David Pepper
David Pepper is a candidate for Ohio Auditor.
He has a track record of stepping up to bring common sense, responsible leadership during tough times.
David made his first run for political office in 2001 at the age of 29, finishing first out of a field of 26 candidates for Cincinnati City Council. It was the first time a newcomer finished first in almost 40 years. David ran for re-election in 2003 again finishing first, this time by an even larger margin, over a field of 26 candidates. He won both traditionally Democratic and Republican wards across the City.
David arrived at City Council shortly after the Cincinnati riots in December 2001, at a time of deep concern among citizens of Cincinnati. Over the next four years, he helped lead the way to reform city hall, heal police-community relations, add officers to the street, reinvigorate economic development downtown and in other parts of the City, and lower property tax rates. His final year on Council marked the first increase in the city’s population in decades.
In 2006, David challenged Hamilton County Commission President, and former Lt. Governor candidate Phil Heimlich after the county’s direction reached a low point under the Heimlich-DeWine majority. Winning numerous cross-over voters, and winning outright in some traditionally Republican areas, David was the leading Democratic vote-getter of all the Democrats on the countywide ballot. David’s win marked the first time Democrats have held the County majority in 40 years.

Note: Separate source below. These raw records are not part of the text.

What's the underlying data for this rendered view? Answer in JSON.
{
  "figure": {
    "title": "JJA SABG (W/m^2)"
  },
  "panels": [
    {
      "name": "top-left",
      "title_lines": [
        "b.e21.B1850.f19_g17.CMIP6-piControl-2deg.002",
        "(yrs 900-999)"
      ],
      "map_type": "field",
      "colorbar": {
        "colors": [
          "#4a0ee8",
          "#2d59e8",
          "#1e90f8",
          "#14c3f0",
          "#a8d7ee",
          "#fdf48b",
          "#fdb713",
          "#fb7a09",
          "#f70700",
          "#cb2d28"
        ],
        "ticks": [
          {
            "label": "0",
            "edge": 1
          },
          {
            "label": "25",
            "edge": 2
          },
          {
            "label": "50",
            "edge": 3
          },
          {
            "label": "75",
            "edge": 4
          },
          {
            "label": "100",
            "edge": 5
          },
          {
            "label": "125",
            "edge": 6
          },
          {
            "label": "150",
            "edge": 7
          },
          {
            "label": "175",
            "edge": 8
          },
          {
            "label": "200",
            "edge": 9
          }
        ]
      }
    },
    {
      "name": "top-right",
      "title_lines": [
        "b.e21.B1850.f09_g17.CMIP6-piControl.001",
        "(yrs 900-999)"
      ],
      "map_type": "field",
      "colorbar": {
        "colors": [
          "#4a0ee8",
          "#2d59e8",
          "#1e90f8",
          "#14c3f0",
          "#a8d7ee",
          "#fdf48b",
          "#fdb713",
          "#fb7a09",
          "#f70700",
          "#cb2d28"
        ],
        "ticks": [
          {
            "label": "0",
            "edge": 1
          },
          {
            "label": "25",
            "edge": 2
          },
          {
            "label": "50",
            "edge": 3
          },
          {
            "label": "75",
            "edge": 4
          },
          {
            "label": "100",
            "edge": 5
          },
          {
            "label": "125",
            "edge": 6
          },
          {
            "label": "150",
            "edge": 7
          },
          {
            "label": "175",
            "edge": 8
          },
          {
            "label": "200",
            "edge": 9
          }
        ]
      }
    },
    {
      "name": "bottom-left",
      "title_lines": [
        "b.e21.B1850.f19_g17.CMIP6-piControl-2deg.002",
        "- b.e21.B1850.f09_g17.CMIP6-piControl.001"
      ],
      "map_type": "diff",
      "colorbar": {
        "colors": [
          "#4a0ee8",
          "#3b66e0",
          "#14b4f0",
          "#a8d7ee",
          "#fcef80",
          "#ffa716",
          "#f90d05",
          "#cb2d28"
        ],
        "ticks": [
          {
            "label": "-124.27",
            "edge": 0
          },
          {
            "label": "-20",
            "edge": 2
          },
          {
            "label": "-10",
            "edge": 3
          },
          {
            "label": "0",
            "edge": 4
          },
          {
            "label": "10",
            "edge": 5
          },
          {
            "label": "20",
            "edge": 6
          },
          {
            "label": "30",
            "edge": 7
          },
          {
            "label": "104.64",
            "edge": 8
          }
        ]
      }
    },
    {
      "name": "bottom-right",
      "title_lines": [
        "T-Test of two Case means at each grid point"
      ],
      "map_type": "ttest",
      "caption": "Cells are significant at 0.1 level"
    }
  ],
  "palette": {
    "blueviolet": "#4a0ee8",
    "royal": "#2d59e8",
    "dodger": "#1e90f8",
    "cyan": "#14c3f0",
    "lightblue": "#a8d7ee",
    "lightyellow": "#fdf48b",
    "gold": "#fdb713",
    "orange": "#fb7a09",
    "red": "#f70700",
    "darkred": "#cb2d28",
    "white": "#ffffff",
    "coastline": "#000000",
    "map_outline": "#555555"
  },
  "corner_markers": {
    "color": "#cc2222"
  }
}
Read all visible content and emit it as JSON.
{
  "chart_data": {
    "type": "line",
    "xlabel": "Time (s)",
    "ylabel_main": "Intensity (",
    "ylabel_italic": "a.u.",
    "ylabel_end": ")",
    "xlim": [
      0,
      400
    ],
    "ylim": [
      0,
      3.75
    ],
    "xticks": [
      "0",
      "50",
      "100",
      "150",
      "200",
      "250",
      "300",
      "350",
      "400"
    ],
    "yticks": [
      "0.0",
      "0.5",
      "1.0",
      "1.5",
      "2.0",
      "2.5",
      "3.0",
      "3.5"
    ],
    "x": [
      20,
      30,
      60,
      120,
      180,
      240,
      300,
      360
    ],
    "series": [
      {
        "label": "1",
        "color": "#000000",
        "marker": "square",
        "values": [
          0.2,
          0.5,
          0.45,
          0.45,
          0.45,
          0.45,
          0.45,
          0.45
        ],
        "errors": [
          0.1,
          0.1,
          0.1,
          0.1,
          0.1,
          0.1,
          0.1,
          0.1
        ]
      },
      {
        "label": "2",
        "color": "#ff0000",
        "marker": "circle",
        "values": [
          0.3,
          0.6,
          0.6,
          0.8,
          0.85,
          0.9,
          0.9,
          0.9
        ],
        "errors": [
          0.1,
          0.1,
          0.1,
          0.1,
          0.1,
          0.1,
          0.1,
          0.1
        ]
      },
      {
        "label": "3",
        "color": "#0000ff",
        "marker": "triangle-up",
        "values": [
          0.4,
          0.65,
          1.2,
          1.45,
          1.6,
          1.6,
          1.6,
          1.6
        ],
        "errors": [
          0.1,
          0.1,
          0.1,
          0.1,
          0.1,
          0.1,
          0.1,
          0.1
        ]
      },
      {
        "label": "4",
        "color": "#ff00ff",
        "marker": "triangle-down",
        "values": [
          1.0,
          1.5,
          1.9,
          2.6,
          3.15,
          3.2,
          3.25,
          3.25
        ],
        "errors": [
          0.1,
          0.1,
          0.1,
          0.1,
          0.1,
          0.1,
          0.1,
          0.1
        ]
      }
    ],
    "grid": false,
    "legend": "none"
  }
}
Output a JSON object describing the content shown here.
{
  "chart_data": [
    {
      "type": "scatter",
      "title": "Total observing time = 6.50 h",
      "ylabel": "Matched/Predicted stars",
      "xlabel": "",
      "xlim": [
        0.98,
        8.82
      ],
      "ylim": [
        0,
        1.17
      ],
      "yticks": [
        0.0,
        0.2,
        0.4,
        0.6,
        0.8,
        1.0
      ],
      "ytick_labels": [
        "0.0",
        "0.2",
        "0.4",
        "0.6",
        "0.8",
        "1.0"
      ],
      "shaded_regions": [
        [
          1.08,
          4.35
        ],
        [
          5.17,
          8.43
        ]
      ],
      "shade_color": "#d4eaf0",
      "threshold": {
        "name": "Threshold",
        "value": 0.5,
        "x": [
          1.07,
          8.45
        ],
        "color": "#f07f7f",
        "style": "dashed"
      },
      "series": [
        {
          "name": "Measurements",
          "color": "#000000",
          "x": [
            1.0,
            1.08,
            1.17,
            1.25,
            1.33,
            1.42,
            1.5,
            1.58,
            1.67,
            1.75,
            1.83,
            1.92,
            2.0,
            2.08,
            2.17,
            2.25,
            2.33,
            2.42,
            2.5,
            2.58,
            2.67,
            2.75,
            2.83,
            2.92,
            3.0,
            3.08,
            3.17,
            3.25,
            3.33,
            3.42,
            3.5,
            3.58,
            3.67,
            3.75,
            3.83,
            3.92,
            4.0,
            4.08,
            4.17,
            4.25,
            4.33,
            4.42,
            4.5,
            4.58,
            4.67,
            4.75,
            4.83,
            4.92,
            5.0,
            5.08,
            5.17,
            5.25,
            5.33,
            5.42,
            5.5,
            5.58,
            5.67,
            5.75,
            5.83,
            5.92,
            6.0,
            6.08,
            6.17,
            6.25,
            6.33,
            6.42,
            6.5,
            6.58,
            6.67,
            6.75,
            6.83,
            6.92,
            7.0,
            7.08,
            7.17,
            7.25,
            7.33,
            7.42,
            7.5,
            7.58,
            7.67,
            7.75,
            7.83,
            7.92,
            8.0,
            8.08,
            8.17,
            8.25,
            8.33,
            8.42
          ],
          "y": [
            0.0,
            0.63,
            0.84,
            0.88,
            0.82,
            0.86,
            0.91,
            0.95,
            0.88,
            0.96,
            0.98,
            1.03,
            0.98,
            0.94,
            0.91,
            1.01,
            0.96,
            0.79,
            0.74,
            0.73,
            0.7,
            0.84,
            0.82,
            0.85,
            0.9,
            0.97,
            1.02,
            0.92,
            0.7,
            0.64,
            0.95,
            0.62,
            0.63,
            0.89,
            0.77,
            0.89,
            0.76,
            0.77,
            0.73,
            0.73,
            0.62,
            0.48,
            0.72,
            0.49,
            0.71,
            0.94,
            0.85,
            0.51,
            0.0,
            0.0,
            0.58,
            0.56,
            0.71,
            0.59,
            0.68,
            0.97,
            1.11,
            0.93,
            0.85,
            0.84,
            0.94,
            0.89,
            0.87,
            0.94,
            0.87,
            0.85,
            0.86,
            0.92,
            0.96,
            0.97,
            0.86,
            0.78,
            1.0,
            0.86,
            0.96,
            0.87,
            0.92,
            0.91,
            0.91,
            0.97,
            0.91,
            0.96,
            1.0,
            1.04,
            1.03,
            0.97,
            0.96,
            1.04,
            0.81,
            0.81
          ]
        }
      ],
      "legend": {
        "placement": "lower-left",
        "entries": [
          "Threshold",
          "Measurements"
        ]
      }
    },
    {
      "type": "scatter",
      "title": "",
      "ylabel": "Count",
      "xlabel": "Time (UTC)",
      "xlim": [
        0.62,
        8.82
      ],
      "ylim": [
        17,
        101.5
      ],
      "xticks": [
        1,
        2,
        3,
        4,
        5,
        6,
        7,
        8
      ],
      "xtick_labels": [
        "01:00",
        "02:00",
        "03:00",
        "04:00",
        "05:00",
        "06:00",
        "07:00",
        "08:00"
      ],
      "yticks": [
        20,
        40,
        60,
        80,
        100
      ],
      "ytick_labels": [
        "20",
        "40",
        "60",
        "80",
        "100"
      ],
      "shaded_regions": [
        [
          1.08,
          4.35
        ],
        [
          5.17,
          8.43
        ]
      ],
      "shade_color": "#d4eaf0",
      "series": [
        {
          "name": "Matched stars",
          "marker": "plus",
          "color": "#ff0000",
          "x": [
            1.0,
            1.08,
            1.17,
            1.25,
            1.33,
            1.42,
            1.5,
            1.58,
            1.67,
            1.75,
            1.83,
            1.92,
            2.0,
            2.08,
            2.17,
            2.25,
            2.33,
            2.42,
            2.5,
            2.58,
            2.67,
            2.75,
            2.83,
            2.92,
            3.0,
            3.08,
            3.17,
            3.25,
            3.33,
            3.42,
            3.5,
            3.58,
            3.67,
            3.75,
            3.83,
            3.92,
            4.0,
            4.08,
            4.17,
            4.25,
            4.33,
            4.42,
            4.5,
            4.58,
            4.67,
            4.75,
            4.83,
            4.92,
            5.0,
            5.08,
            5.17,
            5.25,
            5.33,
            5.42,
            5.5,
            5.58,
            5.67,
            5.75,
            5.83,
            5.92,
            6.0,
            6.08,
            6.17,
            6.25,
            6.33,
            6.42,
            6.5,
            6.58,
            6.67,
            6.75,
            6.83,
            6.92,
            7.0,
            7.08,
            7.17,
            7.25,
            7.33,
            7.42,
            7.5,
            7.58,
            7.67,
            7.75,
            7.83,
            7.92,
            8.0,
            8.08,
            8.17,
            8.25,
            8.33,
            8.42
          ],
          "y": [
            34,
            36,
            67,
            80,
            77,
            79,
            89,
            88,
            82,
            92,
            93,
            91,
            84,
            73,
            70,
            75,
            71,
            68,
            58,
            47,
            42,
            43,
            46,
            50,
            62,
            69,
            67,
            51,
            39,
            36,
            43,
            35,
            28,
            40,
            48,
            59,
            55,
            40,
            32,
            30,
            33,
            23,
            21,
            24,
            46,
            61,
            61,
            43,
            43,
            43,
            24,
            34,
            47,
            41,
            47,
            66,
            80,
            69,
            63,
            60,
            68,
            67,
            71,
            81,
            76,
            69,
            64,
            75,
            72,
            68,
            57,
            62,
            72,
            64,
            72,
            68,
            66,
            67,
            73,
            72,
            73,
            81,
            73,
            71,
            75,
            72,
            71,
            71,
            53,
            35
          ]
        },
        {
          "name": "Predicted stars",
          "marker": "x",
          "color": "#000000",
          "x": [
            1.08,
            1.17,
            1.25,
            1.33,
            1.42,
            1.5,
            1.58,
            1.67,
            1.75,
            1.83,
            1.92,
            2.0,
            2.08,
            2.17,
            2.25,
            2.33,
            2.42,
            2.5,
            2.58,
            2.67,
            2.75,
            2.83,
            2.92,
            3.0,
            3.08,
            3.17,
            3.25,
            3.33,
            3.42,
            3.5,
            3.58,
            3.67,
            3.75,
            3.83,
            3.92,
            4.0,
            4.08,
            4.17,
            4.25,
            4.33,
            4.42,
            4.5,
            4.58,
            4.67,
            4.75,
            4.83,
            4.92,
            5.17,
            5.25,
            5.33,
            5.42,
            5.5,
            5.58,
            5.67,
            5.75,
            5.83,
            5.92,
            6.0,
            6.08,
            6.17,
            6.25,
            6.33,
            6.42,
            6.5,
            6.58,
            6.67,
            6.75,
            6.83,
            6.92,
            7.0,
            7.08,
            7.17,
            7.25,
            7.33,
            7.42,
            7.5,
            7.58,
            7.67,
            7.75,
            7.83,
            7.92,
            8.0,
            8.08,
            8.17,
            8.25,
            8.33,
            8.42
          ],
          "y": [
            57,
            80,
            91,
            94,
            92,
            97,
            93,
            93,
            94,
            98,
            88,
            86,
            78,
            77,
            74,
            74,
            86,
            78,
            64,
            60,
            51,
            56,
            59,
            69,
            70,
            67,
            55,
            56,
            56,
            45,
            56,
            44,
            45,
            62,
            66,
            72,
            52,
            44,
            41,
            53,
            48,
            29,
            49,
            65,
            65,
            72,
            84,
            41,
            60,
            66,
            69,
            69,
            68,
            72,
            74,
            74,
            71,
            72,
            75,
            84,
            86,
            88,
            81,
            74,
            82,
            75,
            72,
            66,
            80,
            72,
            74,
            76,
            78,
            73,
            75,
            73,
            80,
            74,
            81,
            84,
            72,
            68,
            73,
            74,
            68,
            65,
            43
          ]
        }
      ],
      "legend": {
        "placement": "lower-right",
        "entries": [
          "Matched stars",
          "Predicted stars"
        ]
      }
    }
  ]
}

Taking office as Hamilton County Commission President in January 2007, David inherited a County government that had been badly mismanaged—a squandered reserve fund, wasteful spending, questionable ethics and management practices, poor relations with the state and city, and underinvested and unsuccessful economic development. Since he arrived, David has fought to clean up the mess: adding fiscally prudent policies and reforms to assure responsibility and accountability while eliminating waste and reducing overall spending by tens of millions of dollars; implementing ethics reforms; improving relations with the city and state; pushing to reform the criminal justice system; and investing in new economic growth and recovery strategies, creating thousands of jobs and successfully moving forward on the Banks project to revitalize Ohio and Cincinnati’s riverfront.
Since 2000, David has also served as an attorney in the Cincinnati office of the law firm of Squire Sanders & Dempsey, where he concentrates his practice on appellate litigation. From 1999-2000, he clerked for Judge Nathaniel Jones on the U.S. Court of Appeals for the Sixth Circuit in Cincinnati.
David graduated from Cincinnati Country Day in 1989 and earned his B. A. magna cum laude from Yale University in 1993, where he was Phi Beta Kappa and served as Managing Editor of the Yale Daily News. David earned his J.D. from Yale Law School in 1999, where he won several school-wide awards for his written work and was a published law review author three times.
David is a fifth-generation Cincinnatian, coming from a family with a long tradition of public service to the community and with roots throughout the region.